At first, the authors didn't believe it. "Let's find out what the catch is," Wiechs recalls."We kept trying to figure out where it breaks down."
But the solution turned out to be correct: they actually found a safe way to pre-process a single-server database, so that anyone could secretly extract information.
"This really exceeds all our expectations," said Yuval Yishai, a cryptographer at the Technion in Israel who was not involved in the work. This is a result "that we did not even dare to hope for," he said.
After creating their secret search scheme, the authors turned to the real purpose of private internet search, which is more complex than extracting bits of information from a database, Wichs said.
The private search scheme itself does allow for a Google-like search, but it's extremely time-consuming: you run Google's algorithm yourself and secretly pull data from the web as needed.
Wichs said that true search, where you send a request and wait for the server to collect the results, is really the goal for a broader approach known as homomorphic encryption. It masks the data so that someone else can manipulate it without ever knowing about it.

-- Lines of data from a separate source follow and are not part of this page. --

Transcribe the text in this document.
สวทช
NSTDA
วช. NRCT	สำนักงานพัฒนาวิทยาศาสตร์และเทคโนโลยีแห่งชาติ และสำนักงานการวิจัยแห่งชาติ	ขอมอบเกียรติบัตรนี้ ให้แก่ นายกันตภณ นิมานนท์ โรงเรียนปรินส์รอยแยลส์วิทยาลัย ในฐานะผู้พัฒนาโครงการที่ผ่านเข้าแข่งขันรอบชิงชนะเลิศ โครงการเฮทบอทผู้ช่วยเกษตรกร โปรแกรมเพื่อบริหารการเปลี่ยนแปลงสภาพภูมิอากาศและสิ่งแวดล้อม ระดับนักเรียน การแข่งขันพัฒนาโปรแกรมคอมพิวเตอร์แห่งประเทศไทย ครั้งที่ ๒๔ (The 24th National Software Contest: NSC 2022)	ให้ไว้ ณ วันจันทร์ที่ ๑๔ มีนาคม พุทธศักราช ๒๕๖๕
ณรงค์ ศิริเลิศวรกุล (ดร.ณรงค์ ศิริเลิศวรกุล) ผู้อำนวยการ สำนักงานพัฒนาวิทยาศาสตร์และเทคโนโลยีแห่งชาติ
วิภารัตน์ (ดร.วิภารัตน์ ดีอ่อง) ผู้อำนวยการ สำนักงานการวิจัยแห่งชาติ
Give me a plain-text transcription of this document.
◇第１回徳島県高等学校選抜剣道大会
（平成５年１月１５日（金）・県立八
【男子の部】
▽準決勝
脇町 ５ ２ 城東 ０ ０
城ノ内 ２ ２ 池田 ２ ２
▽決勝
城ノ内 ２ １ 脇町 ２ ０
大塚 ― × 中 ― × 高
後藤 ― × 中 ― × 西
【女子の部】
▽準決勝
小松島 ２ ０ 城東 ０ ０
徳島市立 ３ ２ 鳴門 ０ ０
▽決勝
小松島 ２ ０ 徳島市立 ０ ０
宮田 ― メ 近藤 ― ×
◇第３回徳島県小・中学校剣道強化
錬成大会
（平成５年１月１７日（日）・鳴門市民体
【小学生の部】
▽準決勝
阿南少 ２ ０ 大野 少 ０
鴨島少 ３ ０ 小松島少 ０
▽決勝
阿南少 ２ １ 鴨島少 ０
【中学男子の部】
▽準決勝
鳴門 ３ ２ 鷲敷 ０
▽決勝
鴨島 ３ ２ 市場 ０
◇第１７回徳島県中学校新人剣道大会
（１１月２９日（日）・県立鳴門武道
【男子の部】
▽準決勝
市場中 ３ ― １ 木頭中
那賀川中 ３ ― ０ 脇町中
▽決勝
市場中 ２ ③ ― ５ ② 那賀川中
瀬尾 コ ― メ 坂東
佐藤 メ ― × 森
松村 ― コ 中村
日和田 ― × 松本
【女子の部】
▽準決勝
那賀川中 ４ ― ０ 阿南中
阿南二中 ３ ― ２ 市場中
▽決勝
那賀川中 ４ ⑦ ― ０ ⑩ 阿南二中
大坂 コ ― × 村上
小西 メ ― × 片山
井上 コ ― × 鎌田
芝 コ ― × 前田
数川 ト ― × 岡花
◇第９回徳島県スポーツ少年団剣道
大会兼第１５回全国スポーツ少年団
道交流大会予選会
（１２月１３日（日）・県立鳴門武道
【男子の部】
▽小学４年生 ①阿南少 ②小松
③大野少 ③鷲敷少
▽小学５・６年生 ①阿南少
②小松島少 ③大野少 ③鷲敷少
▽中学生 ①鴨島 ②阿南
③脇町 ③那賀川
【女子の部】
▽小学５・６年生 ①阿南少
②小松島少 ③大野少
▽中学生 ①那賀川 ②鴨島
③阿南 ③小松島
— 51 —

Typical homomorphic encryption strategies would face the same problem as searching for private information by scanning the entire internet for each request. But using their private search scheme as a basis, the authors developed a new homomorphic encryption scheme. It performs calculations more similar to everyday programs, secretly extracting data without browsing the entire Internet. This would provide increased efficiency for internet search and any applications that need fast access to information.
Although homomorphic encryption is a useful extension of the private search scheme, Yishai believes that finding private information is a more fundamental problem. The authors 'solution is a " magic building block", and their homomorphic encryption strategy is a natural extension.
At the moment, none of the schemas are practically useful: preprocessing currently helps at extreme limits, when the database size tends to infinity. But the actual implementation means that these savings cannot be realized, and the process will require too much time and storage space.
Fortunately, Vaikuntanathan said, cryptographers have a long history of optimizing results that were initially impractical. If future work makes this approach easier, he believes that private search in giant databases can become achievable. "We all thought we were stuck there, "he said." Daniel's result gives us hope."